INFOTREN.ID - Museum kini bukan sekadar gudang benda bersejarah, melainkan menjadi garda terdepan pelestarian warisan budaya, pusat riset, media pembelajaran interaktif, sekaligus destinasi wisata edukatif yang menarik bagi berbagai kalangan. Dengan biaya masuk yang sangat terjangkau, museum menawarkan kesempatan berharga untuk mengisi waktu luang sekaligus memperkaya khazanah pengetahuan.
Bagi para pelajar, kunjungan ke museum menawarkan pengalaman belajar yang jauh melampaui buku teks. Mereka dapat mengamati langsung artefak dan benda bersejarah, yang secara signifikan membantu memperdalam pemahaman tentang sejarah dan kekayaan budaya Indonesia. Aktivitas ini juga berperan penting dalam melatih kemampuan berpikir kritis dan menumbuhkan rasa bangga serta kecintaan terhadap tanah air.
Sebagai kota yang kaya akan jejak peradaban, Jakarta menjadi tuan rumah bagi sejumlah museum yang kerap menjadi tujuan utama kunjungan edukatif, khususnya bagi kalangan pelajar. Data terbaru yang dihimpun oleh Dinas Kebudayaan DKI Jakarta hingga bulan Maret 2026 menunjukkan sebuah fakta menarik.
Museum Sejarah Jakarta, yang juga akrab disapa Museum Fatahillah, menduduki peringkat teratas sebagai museum paling banyak dikunjungi oleh pelajar. Tercatat sebanyak 237.643 pelajar telah mengunjungi museum yang mulai beroperasi sejak 30 Maret 1974 ini.
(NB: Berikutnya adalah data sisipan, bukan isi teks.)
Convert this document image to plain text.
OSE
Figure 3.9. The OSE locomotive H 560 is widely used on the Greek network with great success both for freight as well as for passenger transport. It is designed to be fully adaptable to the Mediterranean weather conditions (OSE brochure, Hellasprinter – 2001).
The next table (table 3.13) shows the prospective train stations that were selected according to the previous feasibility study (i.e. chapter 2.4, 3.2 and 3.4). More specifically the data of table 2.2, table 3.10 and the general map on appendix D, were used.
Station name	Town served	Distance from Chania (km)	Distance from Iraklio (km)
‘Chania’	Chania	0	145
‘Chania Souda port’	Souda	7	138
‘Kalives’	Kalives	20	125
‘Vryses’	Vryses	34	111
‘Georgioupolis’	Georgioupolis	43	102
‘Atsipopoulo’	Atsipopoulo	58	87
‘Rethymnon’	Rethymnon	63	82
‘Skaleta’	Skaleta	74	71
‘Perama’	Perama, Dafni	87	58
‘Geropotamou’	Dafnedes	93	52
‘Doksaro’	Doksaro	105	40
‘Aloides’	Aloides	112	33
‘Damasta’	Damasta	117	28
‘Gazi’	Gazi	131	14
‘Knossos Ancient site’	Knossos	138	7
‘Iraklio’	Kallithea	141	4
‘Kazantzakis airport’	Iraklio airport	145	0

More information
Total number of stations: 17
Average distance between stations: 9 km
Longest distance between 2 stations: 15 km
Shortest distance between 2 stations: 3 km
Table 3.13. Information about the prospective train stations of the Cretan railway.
Museum yang dikenal pula sebagai Museum Fatahillah ini menyimpan koleksi sejarah yang sangat kaya, terdiri dari 486 benda bersejarah yang merekam perjalanan panjang kota Jakarta. Keberadaan koleksi ini menjadi saksi bisu perubahan dan perkembangan ibu kota.
Di posisi kedua daftar museum favorit pelajar, terdapat Museum Wayang yang berhasil menarik perhatian 127.461 kunjungan dari kalangan siswa. Museum ini memiliki fokus utama pada upaya pelestarian seni pewayangan Indonesia yang mendunia.
Museum Wayang menjadi rumah bagi sekitar 5.373 koleksi wayang yang berasal dari berbagai daerah di seluruh Nusantara, menunjukkan keragaman dan kekayaan seni pertunjukan tradisional Indonesia.
Melengkapi tiga besar, Museum Seni Rupa dan Keramik mencatat jumlah kunjungan pelajar sebanyak 52.465. Museum ini memamerkan sekitar 450 karya seni rupa, termasuk lukisan dan sketsa, yang memukau para pengunjung.
Selain karya seni rupa, museum ini juga bangga mempersembahkan lebih dari 5.000 koleksi keramik Nusantara yang indah, serta artefak menarik yang ditemukan dari muatan kapal yang tenggelam, menambah dimensi sejarah pada koleksinya.